In Los Angeles werden grausam zugerichtete Frauenleichen aufgefunden: den Frauen wurden die Lippen und die Schamlippen zugenäht, nachdem ihnen zuvor Dinge in die Vagina eingeführt wurden, die ihnen einen extrem schmerzhaften Tod bereiteten. Robert Hunter und sein Kollege Garcia erkennen bald einige Gemeinsamkeiten der Mordopfer: die Frauen waren 30 Jahre alt, im künstlerischen Bereich (Malerei, Musik) erfolgreich und sahen sich sehr ähnlich. Hunter und Garcia sind zunächst ratlos, ihre Ermittlungen bekommen aber Aufwind, als Hunter in der Wohnung eines der Mordopfer auf die Privatdetektivin Whitney Myers trifft, die einen Vermisstenfall untersucht - die Vermisste passt ins Beuteschema des night stalkers.

Aufbau

Beim Aufbau seines Thrillers hält sich Chris Carter an das bewährte Schema seiner ersten beiden Hunter-Bände: in 115 vergleichsweise kurzen Kapiteln treibt er die Handlung auf einen nicht ganz glaubwürdigen, aber fulminantem Showdown zu. Dabei erhält er durchgehend eine hohe Spannung, dies erreicht er wie in den Vorgängerbänden dadurch, dass fast jedes Kapitel mit einem Extra-Cliffhanger endet. Das macht es nahezu unmöglich, das Buch wegzulegen.

Sprache

Der Sprachstil (der englischen Originalausgabe) ist einfach gehalten, verwendet viele Bausteine der Thrillerliteratur und lässt sich, dem inhaltlichen Aufbau entsprechend, sehr schnell und flüssig lesen.

Beurteilung

Wie schon bei den ersten beiden Büchern der Reihe ist auch hier Robert Hunter etwas zu sehr der "Superman", der immer den sechsten Sinn hat. Um seine Besonderheit herauszustreichen, gibt es Rückblicke in Hunters Kindheit. Die Charakterisierung Hunters als Kind und als Erwachsener ist meiner Meinung nach nicht realisitsch, auch seine übermenschlichen Fähigkeiten (andauernde Höchstleistungen bei extremem Schlafentzug) sind nicht glaubwürdig. Umso erfreulicher ist es, dass in diesem Roman auch der Kollege Garcia seine Erfolgserlebnisse hat!
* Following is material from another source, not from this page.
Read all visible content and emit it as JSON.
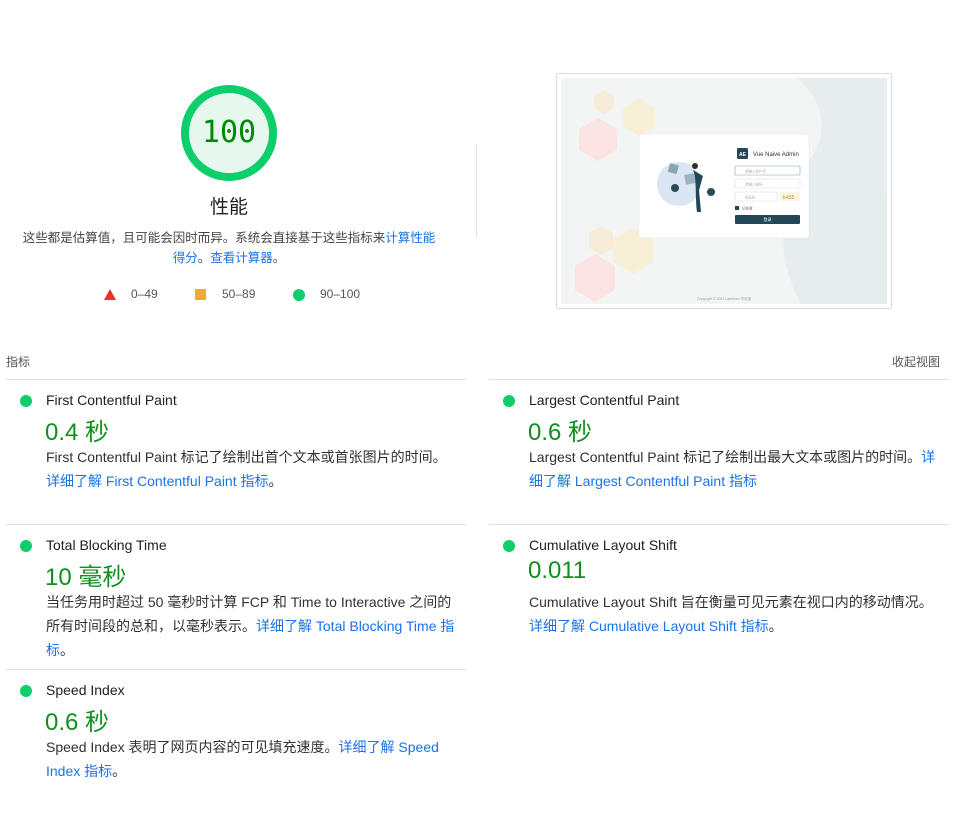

Auch wenn "The night stalker" nach bewährtem Thriller-Rezept verfasst ist und nur in Bezug auf immer originellere Mordmethoden Neuland beschreitet, bietet das Buch unbestreitbar rasante Unterhaltung. Leser, die spannende Unterhaltung bei nicht allzu großem Anspruch suchen, sind mit diesem Buch gut beraten. Ich fühlte mich kurzweilig unterhalten und werde mir auch weitere Bücher des Autors anschaffen.